L'exode irrépressible
Ahmed Halfaoui


© Ahmed Halfaoui

Dimanche 23 octobre 2011

Tout semble laisser croire que les pieds-noirs d'Algérie ont plus subi leur exode en masse qu'ils ne l'ont choisi. Pour ce faire, la folie meurtrière de l'Organisation Armée Secrète (OAS) avec les massacres qu'elle a perpétrés est souvent mise en avant,  pour dire qu'elle avait irrémédiablement compromis  la cohabitation avec les Algériens.

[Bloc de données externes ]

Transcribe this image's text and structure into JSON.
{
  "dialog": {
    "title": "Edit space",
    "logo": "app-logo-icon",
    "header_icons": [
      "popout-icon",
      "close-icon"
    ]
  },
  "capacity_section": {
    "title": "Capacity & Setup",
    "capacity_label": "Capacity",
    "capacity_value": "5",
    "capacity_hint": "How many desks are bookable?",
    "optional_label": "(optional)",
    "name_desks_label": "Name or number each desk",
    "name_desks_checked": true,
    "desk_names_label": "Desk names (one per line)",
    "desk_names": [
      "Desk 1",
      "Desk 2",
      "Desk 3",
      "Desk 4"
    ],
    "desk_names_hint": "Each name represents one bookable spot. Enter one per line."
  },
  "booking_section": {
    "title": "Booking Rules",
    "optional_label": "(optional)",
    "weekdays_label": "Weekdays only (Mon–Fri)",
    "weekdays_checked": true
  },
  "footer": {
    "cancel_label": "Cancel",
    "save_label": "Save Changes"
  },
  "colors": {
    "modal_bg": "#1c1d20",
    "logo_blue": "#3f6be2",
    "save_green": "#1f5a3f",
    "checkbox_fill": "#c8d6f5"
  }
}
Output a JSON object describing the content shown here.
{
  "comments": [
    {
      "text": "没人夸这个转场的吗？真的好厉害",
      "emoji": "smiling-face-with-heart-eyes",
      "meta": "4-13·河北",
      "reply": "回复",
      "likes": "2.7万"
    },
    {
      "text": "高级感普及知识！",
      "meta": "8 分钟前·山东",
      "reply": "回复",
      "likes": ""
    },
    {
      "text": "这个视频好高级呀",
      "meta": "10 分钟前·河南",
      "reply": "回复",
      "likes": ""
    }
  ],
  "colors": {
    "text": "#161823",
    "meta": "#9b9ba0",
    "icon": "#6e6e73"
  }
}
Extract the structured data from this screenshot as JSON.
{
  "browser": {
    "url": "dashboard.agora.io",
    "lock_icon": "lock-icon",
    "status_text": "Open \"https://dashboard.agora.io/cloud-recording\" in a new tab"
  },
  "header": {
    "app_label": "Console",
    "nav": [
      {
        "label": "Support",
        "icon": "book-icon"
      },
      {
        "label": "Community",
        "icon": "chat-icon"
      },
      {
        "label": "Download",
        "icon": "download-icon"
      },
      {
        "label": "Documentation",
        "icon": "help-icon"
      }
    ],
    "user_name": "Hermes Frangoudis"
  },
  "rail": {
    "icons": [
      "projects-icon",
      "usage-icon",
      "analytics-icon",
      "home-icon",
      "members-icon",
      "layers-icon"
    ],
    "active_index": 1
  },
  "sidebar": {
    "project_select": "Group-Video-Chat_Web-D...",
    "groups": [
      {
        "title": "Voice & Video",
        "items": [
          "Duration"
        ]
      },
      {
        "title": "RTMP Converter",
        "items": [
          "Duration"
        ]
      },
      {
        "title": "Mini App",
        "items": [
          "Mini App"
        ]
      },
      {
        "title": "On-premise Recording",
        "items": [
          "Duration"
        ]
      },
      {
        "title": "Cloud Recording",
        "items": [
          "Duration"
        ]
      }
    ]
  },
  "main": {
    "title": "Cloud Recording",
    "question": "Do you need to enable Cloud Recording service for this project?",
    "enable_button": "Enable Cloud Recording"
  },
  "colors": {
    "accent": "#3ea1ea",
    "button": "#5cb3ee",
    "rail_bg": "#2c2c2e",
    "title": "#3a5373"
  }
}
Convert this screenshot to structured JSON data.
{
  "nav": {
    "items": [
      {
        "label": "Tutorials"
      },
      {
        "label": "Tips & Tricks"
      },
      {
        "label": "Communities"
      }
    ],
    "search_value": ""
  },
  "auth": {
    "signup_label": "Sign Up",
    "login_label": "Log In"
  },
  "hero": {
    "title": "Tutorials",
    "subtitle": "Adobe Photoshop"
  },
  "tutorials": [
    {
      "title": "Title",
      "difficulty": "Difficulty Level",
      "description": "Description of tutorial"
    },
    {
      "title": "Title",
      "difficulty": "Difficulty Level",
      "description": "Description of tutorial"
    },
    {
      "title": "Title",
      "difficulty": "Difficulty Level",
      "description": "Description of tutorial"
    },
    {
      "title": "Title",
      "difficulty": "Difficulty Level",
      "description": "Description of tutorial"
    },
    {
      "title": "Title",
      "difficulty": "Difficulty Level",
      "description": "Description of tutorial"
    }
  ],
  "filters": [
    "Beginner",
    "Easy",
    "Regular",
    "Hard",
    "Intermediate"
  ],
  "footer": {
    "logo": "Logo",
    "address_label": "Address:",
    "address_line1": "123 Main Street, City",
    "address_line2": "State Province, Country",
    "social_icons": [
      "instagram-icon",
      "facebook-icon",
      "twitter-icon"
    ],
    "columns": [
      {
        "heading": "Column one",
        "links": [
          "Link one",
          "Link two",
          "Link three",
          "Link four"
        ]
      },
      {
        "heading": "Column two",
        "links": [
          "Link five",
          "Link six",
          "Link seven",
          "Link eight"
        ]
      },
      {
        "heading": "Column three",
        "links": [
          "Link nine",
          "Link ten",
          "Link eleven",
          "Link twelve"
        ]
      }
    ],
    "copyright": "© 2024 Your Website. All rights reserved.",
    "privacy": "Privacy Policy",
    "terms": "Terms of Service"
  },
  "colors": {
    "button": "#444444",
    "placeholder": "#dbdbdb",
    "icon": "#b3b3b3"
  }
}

Les choses se réduiraient, ainsi, à un drame qui aurait pu ne pas se produire, si le processus d’émancipation de l’Algérie de la tutelle coloniale s’était déroulé sans ce qu’Yves Courrière a appelés «Les Feux du désespoir». La doxa veut qu’Européens et ex- indigènes auraient contribué, ensemble, à l’émergence d’une nation nouvelle dans un pays détaché de la France par le fait de la destruction des liens de domination. Le schéma est séduisant et peut même prêter aux regrets de l’occasion ratée. Pour les deux communautés, cela s’entend. Les pieds-noirs ne seraient pas à regretter le pays perdu et l’abandon de leurs racines et les Algériens auraient bénéficié de leur savoir-faire.    Mais les choses sont souvent moins simples quand il s’agit de telles  ruptures dans le cours de l’Histoire.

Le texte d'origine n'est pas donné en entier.